Des échantillons d’eau ont été prélevés tout l’été afin de dresser l’état de santé du lac Waterloo.

Dresser l’état de santé du lac

Les Amis du bassin versant du lac Waterloo réinvestissent dans les analyses de l’eau. Grâce à une aide financière de 5000 $ du Service des loisirs de Waterloo, l’ABVLW a mandaté l’Organisme de bassin versant de la Yamaska pour réaliser sept prélèvements durant l’été. Les résultats permettront de connaître le taux d’oxygène dissous dans l’eau et d’en savoir plus sur la santé du lac.

Les échantillons ont été prélevés très tôt le matin à quatre endroits précis sur le lac, identifiés par des coordonnées GPS. « Le but de l’exercice est de faire en sorte qu’à travers les années, on puisse avoir les niveaux d’oxygène dissous dans le lac. Une donnée qu’on n’avait pas dans les dernières années », indique Paul-André Paris, vice-président de l’ABVLW.

Plus un lac est en santé, plus le taux d’oxygène dissous y est élevé. L’oxygène est essentiel aux organismes aquatiques et une certaine concentration est nécessaire pour leur survie.
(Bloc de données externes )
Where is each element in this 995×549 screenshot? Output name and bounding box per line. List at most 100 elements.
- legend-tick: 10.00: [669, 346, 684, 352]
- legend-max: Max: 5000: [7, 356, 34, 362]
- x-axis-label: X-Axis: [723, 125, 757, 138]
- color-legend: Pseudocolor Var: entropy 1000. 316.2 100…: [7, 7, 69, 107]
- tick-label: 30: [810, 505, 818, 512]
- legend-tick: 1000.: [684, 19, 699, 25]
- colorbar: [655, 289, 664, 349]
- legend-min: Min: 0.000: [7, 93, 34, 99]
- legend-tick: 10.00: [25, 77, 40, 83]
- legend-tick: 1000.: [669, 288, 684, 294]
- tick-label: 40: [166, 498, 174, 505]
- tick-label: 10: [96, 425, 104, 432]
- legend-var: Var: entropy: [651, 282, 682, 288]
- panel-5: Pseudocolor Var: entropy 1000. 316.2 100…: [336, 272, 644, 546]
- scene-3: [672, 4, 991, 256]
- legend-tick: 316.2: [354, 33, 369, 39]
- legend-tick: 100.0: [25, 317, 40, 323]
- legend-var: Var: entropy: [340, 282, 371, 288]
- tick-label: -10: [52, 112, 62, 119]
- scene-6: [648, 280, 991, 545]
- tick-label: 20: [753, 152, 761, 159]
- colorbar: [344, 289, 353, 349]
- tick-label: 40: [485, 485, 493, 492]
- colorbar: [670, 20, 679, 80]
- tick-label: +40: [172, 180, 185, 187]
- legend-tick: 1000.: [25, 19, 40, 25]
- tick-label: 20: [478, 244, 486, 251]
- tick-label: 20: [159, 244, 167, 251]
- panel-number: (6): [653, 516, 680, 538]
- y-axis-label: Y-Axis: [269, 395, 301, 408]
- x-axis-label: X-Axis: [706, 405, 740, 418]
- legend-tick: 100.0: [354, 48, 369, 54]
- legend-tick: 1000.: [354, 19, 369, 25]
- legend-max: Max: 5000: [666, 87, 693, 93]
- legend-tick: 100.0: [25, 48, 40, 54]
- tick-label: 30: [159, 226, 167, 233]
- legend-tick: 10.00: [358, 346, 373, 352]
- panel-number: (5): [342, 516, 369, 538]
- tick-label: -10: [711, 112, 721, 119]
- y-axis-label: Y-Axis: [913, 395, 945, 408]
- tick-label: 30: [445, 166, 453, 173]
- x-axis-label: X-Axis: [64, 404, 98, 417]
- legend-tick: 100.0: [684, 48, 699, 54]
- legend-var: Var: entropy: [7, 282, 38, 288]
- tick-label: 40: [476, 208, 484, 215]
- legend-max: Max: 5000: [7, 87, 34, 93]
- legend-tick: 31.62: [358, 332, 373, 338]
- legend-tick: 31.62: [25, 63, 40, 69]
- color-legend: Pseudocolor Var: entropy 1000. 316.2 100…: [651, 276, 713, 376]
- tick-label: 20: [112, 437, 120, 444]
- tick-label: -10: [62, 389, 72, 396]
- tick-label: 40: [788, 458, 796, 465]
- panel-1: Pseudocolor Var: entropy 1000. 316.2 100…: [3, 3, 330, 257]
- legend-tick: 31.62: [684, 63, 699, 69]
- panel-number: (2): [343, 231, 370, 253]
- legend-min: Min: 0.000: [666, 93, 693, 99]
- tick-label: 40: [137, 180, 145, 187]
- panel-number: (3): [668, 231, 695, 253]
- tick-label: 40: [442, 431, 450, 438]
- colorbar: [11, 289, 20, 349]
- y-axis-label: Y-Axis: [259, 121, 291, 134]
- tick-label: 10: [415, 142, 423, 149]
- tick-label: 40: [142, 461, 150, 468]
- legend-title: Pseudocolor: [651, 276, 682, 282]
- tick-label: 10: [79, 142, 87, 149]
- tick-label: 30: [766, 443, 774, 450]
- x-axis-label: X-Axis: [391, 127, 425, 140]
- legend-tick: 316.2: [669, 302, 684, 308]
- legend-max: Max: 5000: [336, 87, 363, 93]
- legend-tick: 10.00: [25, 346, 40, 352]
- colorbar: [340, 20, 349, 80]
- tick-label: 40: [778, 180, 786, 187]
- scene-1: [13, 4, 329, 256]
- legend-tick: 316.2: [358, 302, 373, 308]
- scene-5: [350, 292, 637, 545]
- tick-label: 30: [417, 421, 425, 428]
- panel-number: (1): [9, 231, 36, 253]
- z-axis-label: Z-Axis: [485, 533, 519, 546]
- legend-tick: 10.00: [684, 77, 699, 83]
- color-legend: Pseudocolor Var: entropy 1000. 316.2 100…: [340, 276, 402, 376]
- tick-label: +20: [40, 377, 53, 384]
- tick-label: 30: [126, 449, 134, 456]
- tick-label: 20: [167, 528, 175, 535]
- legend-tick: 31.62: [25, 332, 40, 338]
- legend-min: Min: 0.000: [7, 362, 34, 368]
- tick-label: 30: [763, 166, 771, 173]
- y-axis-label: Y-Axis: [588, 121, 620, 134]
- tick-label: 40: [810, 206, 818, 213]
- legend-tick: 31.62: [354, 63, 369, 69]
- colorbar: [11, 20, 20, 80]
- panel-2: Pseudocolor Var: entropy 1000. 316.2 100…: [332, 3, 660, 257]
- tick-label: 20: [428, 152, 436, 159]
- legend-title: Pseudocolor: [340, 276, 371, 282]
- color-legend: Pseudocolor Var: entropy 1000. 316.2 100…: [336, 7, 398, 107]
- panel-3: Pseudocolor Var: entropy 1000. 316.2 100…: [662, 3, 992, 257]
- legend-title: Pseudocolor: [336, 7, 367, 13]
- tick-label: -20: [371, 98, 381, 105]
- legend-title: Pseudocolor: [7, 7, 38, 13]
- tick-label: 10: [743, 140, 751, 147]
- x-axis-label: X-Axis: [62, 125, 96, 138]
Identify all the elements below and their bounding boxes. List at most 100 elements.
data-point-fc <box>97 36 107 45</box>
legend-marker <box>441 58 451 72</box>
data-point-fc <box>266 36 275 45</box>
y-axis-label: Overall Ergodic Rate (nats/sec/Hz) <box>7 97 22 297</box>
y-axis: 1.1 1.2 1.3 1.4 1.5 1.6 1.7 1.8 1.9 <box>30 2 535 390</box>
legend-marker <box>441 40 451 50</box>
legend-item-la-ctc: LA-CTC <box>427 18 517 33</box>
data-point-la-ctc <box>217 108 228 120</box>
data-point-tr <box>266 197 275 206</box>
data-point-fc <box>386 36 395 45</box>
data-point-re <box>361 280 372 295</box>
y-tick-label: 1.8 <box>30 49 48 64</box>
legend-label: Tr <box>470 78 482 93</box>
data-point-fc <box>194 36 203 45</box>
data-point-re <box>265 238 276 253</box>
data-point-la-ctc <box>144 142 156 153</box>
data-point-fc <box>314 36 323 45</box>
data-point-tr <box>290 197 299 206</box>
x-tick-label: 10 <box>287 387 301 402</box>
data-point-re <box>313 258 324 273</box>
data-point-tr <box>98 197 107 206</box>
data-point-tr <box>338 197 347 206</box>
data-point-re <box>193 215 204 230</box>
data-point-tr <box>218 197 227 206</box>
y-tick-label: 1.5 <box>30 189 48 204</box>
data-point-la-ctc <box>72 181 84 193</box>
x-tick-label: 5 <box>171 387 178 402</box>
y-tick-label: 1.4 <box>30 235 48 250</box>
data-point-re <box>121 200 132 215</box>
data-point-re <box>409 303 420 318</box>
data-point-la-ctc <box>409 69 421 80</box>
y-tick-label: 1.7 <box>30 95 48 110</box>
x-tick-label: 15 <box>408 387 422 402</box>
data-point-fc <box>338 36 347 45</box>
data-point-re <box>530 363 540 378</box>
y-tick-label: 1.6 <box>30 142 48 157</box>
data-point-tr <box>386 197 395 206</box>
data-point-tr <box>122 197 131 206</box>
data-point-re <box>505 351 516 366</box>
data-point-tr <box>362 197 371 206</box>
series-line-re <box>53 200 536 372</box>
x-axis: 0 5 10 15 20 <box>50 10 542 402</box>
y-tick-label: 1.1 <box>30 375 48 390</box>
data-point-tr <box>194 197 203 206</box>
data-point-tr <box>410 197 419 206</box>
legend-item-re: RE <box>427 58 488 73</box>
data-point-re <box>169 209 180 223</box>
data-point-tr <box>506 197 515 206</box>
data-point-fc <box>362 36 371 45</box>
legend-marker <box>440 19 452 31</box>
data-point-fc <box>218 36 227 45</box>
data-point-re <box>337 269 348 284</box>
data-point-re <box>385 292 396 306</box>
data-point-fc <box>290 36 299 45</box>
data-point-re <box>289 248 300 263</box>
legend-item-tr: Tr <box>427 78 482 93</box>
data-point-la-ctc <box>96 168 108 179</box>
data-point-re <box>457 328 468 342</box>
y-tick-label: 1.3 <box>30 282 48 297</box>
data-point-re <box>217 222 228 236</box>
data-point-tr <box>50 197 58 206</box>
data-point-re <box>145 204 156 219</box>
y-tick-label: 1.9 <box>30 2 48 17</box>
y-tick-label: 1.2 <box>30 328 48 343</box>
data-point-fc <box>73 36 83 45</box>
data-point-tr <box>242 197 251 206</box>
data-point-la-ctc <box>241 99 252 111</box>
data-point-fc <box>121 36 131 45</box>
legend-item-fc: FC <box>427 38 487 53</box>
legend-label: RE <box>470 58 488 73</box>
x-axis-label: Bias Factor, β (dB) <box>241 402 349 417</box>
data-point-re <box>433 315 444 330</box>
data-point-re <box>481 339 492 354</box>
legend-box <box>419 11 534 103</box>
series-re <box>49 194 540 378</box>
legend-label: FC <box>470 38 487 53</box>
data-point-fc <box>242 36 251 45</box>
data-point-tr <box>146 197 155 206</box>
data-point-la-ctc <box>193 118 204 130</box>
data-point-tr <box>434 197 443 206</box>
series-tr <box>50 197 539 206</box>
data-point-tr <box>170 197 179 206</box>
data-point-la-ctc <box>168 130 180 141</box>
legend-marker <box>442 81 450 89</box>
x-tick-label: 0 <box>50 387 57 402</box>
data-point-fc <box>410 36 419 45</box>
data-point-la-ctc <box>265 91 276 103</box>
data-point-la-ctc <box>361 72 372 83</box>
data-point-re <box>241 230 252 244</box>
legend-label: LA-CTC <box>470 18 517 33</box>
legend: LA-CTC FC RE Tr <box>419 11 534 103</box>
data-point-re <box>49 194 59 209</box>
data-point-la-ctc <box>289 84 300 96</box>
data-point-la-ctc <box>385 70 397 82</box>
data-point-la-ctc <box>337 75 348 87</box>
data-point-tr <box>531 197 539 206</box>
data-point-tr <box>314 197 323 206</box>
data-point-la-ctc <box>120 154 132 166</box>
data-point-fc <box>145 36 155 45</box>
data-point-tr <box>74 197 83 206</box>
« En tant qu’organisme, on a pris comme position qu’à partir de cette année, on prendra toujours ces mesures-là pour le lac », précise M. Paris.

Même chose pour le phosphore. Durant un certain nombre d’années, les mesures de phosphore étaient prises, mais puisqu’il s’agit d’un suivi volontaire — un citoyen doit prendre les échantillons en respectant certains critères et les acheminer à l’organisme gouvernemental Réseau de surveillance volontaire des lacs (RSVL) —, il n’y en avait plus prêts à réaliser le travail.

Depuis, l’état du phosphore dans le lac Waterloo est inconnu.

Les prélèvements pour en analyser la quantité sont une initiative qui n’entre toutefois pas dans la subvention de la Ville.

La récurrence de ces prélèvements, d’année en année, permettra de suivre l’évolution de la santé du lac.

Des gestes concrets

Des actions ont été portées dans les années passées pour diminuer l’apport de polluants dans l’eau du lac Waterloo. M. Paris souligne qu’il n’y a plus de fosses septiques qui se jettent dans le lac, par exemple.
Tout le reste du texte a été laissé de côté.